When “Progress” Meant Erasure
In the name of urban development and modernization, countless historically Black neighborhoods across the U.S. were systematically dismantled — and Freedmen’s Town in Houston is no exception. What was once a thriving epicenter of Black culture, business, and resilience became a casualty of policies masked as "progress."
One of the most damaging tools in this systemic erasure was the Home Owners’ Loan Corporation (HOLC)’s residential security maps of the 1930s. These maps categorized neighborhoods based on perceived investment risk — and unsurprisingly, predominantly Black communities like Freedmen’s Town were labeled as “hazardous” (coded in red). This process, now widely known as redlining, effectively denied residents access to mortgages, business loans, and public investment.
In Houston, this meant bulldozing homes, businesses, and churches to make way for freeways — erasing much of the physical footprint of Freedmen’s Town, and with it, generations of cultural memory and heritage.
The narrative was framed as “progress,” but in truth, it was displacement by design.
The Fight to Remember
Today, only parts of Freedmen’s Town remain.

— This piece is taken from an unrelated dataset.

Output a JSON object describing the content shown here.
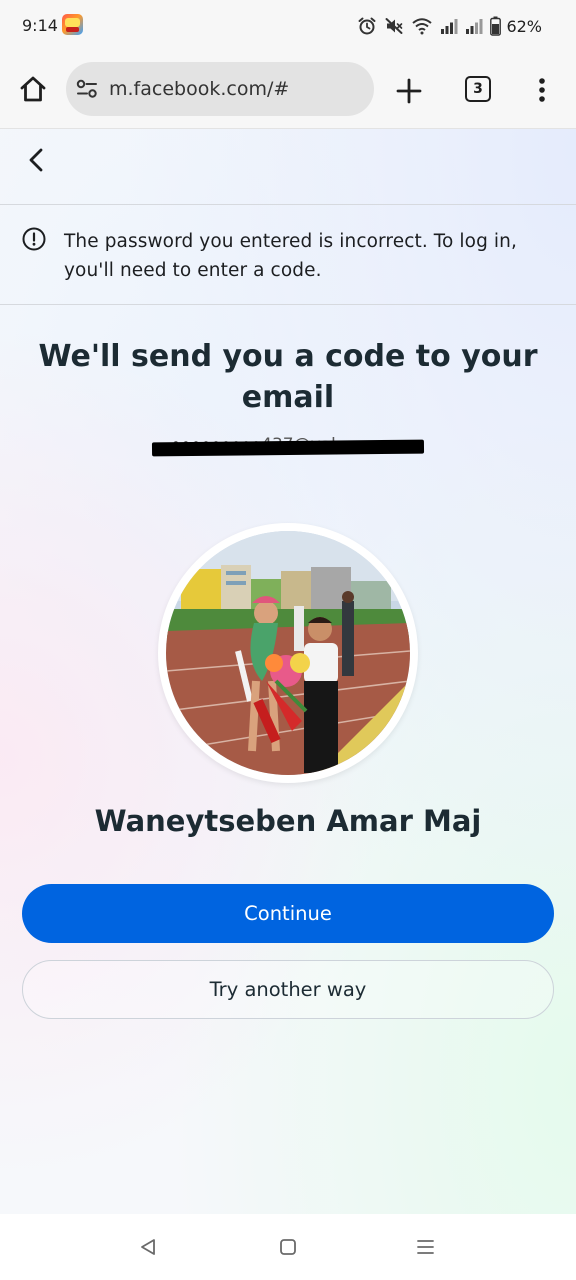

But the fight to protect it isn’t over.
Organizations like the Houston Freedmen’s Town Conservancy are working to save what’s left. They’re restoring old homes, protecting brick streets, and telling the stories of the people who made this place special.
Because this isn’t just Houston’s history —
It’s American history.
Why It Still Matters
Freedmen’s Town isn’t just about the past.
It’s a lesson for the present — and a blueprint for the future.
It shows what Black people can build when left to live freely.
It reminds us that every brick, every church, every family matters.
And it asks one question:
How do we protect the places our ancestors built?
-
Walk the brick streets on Andrews and Wilson.
-
Visit the remains of Bethel Church.
-
Take a guided tour with the Houston Freedmen’s Town Conservancy.
-
Or just stand still — and feel the power of what was built there.
Don’t let the legacy get lost.
Because every brick tells a story.And that story is ours.